Satu-satunya yang tersisa dari seni tarling adalah bahasa daerah Jawa dialek
Dermayu dan Cerbon yang tetap digunakan.
Ketika teknologi organ mampu meringkas
seluruh bunyi-bunyian, orang-orang menyangka seni tarling adalah organ tunggal.

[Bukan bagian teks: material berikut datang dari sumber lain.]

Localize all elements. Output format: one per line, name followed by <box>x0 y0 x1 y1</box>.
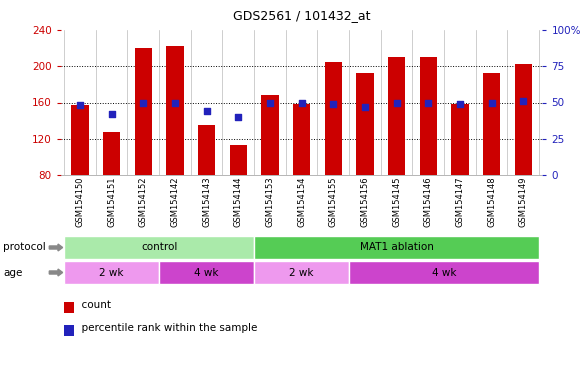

Sugra mungkin tidak membayangkan akan terjadi seperti ini. Sesuatu yang jauh
dari apa yang telah dirintisnya. Mungkin pula orang-orang tidak tahu dan tidak
mau tahu, bagaimana sesungguhnya kronologis seni tarling; dan siapa pula
perintisnya.
Indramayu agaknya mulai menyadari ini.
Mungkin ini pula bentuk penghargaan dari Pemkab Indramayu yang memberi nama
gedung kesenian yang baru di Jl. Veteran sebagai “Gedung Kesenian Mama Soegra”.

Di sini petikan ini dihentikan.